Every pipeline produces a Crux<Value> trace. The last step's output is the
pipeline result.
Choosing a Combinator
| Pattern | Combinator | When to use |
|---|
| Do A, then B, then C | pipe: | Sequential stages, each feeds next |
| Do A, B, C simultaneously | join_all: | Independent work, merge results |
| Try multiple approaches | speculate: first_ok | Fallback chain, first success wins |
| Pick the best attempt | speculate: pick_best | Race approaches, score and select |
| Branch on confidence | route_on_confidence: | Different actions for different scores |
| Hand off to sub-agent | delegate: | Encapsulated child agent |
| Single action | step: | One handler invocation |
Read references/combinator-patterns.md for worked examples of each pattern
and guidance on composing them together.
Handler Selection
Read references/handler-catalog.md for the complete handler reference
organized by category (shell, fs, git, json, text, llm, ci, review, etc.).
Key principles:
shell::capture fails on non-zero exit; shell::exec ignores it.
Use capture when the command must succeed. Use exec for best-effort.
handler() vs handler_value(): If a handler needs to emit confidence
for route_on_confidence, register with handler() and return
HandlerOutput::with_confidence(value, score). If it just returns data,
use handler_value().
- Template expressions
{{ steps.X.output.field }} and {{ input.field }}
expand in args: values. Use these to pass data between steps.
Budget Design
Set budgets to prevent runaway execution:
budget: { calls: 10 }
budget: { tokens: 15000 }
budget: { duration_ms: 300000 }
budget: { cost_cents: 50 }
For Rust agents, budgets can be scoped per delegation:
x.delegate::<SubAgent>("task", input)
.with_budget(Budget::tokens(5000))
.run()
.await?
Pipeline Design Process
- Name the outcome — what does the pipeline produce?
- List the steps — what information or actions are needed?
- Identify dependencies — which steps need outputs from other steps?
- Choose combinators — sequential (pipe), parallel (join_all), or branching?
- Set the budget — what's the maximum acceptable cost/time?

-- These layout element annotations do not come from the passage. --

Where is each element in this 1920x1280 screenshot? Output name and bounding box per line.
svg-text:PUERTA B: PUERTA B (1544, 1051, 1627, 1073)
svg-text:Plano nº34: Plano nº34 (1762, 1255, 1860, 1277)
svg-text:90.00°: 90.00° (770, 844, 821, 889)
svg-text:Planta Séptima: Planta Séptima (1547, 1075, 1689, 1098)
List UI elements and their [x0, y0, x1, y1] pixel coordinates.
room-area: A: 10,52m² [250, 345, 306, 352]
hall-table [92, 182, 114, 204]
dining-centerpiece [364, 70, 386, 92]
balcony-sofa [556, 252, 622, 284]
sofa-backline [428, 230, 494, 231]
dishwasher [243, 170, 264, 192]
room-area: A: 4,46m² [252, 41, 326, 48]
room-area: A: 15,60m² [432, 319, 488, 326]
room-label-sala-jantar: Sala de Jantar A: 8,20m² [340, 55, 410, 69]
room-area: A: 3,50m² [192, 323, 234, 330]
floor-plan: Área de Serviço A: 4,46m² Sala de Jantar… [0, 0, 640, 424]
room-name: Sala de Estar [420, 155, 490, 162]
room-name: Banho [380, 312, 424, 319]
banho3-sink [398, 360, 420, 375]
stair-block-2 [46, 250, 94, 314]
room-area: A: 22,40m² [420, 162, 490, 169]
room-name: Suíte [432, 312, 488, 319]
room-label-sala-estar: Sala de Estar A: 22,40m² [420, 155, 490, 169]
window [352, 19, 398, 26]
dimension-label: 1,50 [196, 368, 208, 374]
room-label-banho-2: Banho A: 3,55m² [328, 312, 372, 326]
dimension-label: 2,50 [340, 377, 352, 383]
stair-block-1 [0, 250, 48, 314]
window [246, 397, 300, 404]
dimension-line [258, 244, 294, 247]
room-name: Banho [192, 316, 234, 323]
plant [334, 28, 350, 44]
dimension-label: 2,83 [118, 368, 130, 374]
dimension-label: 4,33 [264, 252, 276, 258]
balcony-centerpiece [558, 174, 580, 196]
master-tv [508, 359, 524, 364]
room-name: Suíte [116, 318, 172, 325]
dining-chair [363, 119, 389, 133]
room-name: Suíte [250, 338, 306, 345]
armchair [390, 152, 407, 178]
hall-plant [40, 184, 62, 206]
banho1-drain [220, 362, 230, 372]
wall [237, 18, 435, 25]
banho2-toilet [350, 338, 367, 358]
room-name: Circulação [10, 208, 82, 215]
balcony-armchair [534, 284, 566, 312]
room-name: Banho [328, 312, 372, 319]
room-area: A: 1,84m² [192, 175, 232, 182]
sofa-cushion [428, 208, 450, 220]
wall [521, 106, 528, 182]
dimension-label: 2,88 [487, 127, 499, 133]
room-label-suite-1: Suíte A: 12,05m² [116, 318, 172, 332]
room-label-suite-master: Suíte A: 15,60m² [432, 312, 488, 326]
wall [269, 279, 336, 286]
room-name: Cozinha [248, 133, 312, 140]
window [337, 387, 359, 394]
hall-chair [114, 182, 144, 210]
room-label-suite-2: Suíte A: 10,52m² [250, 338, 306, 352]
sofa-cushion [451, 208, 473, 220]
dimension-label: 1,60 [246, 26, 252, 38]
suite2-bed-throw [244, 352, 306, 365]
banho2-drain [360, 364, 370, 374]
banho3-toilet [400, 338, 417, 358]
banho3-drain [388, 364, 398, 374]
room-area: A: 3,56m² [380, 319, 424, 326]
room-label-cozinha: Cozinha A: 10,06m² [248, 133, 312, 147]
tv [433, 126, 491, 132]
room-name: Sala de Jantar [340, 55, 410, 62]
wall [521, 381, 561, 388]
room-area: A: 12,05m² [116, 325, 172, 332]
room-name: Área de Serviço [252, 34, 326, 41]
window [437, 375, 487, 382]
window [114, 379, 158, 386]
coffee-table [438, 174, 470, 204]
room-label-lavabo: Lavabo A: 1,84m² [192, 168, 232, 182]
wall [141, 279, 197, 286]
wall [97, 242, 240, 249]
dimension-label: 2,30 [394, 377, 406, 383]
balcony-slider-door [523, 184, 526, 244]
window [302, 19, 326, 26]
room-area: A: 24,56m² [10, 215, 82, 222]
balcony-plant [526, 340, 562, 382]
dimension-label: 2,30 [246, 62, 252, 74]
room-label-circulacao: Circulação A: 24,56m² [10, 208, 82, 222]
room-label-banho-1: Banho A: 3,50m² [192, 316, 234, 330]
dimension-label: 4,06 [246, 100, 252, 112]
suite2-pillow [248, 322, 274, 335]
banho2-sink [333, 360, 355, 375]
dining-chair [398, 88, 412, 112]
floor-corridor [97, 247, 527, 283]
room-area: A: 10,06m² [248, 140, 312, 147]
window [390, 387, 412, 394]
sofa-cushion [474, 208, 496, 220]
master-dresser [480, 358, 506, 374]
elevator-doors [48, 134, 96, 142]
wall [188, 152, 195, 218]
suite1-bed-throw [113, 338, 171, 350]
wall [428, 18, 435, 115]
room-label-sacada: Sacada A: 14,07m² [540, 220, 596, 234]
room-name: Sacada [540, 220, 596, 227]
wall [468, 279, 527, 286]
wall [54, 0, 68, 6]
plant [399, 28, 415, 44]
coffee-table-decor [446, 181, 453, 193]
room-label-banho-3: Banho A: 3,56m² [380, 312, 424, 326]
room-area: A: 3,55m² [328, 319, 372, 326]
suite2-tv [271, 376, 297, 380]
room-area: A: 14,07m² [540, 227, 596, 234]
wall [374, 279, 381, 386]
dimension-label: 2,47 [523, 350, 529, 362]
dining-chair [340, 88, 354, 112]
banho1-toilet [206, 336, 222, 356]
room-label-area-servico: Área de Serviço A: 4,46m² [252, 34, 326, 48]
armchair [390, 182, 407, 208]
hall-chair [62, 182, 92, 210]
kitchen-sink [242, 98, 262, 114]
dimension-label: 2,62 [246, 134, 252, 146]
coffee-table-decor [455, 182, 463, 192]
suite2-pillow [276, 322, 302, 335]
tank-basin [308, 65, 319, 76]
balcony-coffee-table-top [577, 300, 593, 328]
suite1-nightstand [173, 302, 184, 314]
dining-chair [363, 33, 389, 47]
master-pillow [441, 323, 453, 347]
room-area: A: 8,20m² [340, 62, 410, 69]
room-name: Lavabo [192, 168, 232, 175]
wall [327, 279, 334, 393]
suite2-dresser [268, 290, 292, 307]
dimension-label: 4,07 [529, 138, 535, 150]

- Add confidence routing — should different confidence levels trigger
different actions?
Rust Agent Patterns
See references/rust-agent-patterns.md for the #[crux::agent] macro
patterns, including steps, delegation, speculation, lifecycle hooks, replay,
and task registry integration.
Common Mistakes
- Forgetting
handler: on a step — the step name is used as handler name
if handler: is omitted. This works if your handler is named the same as
your step, but fails silently if not.
- Non-covering confidence routes — ranges must cover
[0.0, 1.0] with no
gaps. Use [0.0, 0.5), [0.5, 0.8), [0.8, 1.0] — note the inclusive
end on the last range.
- Using
handler_value() with route_on_confidence — handler_value()
handlers don't emit confidence. Use handler() and return
HandlerOutput::with_confidence().
speculate: pick_best without score — arms must include a score
field in their output JSON. Arms without score all tie at 0.0.